Onze ans, livrée à elle-même : comment Stephora a perdu la vie dans une piscine scolairePrès d’un mois après le drame, la justice dominicaine a dévoilé la présumée cause de la mort de Stephora Joseph, survenue lors d’une excursion scolaire à Santiago. Selon le rapport 552-2025 de l’Institut national des sciences forensiques (INACIF), daté du 19 novembre, l’élève de 11 ans est décédée d’« asphyxie mécanique par noyade », une mort qualifiée de « violente ». L’expertise indique une étiologie médico-légale indéterminée. Elle précise toutefois que le mécanisme du décès est lié à une insuffisance respiratoire et que la mort s’est produite de manière rapide. Le document ne mentionne pas d’heure précise du décès : bien que le ministère public situe les faits à partir de 9 h 45, la levée du corps n’a eu lieu qu’à 14 h 05.

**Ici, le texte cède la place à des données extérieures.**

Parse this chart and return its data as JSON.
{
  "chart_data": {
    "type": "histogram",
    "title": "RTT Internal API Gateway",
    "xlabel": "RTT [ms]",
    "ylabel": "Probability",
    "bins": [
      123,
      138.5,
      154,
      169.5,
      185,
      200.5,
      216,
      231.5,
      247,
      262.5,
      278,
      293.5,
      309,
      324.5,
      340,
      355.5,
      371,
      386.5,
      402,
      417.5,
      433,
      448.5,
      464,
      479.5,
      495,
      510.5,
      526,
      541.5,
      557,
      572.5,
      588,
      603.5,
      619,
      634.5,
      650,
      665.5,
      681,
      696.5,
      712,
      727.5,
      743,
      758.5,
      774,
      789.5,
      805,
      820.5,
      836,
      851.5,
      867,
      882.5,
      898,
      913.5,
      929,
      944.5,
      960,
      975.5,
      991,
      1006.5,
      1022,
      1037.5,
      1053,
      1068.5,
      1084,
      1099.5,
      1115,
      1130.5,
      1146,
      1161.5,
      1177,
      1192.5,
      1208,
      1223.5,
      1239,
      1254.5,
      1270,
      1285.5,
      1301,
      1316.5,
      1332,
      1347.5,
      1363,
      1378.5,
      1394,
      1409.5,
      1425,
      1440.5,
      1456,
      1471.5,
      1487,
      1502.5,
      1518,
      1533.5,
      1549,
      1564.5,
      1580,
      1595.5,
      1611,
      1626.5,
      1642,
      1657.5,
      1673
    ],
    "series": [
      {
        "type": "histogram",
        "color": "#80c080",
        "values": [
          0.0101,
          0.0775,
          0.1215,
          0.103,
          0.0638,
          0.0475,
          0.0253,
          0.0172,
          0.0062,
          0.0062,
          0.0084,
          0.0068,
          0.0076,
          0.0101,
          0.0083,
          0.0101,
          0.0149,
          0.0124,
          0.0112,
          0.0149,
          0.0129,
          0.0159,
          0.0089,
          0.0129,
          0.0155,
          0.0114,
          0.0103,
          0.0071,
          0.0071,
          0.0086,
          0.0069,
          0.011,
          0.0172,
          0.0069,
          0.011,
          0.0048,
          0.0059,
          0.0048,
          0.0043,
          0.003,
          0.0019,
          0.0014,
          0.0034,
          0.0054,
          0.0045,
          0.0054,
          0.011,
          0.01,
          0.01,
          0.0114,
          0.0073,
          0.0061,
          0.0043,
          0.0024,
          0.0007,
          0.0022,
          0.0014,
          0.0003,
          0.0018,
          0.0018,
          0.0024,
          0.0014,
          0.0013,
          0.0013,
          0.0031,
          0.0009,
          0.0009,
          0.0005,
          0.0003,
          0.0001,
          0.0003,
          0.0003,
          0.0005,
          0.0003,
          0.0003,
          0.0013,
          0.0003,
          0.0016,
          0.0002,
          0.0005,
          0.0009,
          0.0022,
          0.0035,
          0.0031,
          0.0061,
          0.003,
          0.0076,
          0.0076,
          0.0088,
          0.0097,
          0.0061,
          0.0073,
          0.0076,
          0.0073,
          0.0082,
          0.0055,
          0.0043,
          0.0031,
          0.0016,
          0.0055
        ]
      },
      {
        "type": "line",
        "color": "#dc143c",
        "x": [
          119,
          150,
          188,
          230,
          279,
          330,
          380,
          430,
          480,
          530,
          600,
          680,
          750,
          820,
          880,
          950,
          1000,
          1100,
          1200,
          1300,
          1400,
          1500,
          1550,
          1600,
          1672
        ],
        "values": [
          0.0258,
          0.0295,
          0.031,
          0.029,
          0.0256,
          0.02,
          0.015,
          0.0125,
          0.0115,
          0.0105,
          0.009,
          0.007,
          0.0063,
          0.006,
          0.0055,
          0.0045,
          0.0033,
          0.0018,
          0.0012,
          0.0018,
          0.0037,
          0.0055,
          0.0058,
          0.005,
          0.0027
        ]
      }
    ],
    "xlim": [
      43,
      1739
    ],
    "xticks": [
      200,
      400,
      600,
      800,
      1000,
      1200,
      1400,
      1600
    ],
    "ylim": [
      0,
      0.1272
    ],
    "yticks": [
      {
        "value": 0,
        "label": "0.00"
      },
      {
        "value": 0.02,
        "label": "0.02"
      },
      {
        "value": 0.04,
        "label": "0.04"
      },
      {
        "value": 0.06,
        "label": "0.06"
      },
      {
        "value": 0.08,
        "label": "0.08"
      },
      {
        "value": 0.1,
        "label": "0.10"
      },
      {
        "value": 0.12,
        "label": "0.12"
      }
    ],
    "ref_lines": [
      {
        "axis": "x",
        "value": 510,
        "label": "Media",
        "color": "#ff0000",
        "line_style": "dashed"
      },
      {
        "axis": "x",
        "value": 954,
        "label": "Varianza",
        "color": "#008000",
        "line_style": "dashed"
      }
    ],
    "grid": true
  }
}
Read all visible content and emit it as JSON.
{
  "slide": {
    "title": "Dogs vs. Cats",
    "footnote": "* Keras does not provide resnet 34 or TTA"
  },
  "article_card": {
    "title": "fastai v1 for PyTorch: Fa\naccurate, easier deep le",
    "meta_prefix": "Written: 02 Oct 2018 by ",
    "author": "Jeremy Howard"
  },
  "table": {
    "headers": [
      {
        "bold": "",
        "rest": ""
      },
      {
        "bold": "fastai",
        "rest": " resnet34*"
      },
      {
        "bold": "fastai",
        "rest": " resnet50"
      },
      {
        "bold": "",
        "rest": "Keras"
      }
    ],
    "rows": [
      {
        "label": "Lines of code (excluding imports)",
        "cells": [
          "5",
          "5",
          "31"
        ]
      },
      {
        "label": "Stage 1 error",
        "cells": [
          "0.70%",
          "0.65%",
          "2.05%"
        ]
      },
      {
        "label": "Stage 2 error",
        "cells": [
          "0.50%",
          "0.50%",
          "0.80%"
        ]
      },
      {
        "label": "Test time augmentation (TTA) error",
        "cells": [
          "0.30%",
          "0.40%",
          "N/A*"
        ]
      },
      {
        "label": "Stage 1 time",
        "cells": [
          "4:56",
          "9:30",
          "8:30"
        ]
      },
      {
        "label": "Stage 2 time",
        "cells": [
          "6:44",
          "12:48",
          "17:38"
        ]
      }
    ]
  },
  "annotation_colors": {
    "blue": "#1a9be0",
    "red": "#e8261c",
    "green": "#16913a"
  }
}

D’après le ministère public, la fillette s’est engagée dans une piscine qui ne comportait aucune signalisation. Arrivée au milieu du bassin, elle se serait rendu compte de la profondeur avant de commencer à sombrer et à appeler à l’aide. Selon les éléments de l’enquête, à 9 h 45, elle luttait déjà pour respirer et se maintenir à flot. Pendant ce temps, l’enseignante Francisca Josefina Tavárez Vélez, responsable de la surveillance, aurait continué sa marche le long du bassin sans réagir. Elle se serait ensuite dirigée vers le jacuzzi pour parler à d’autres enfants, avant de repasser près de la victime sans prêter attention aux signes évidents de noyade. Le ministère public dénonce une attitude « extrêmement négligente et irresponsable ».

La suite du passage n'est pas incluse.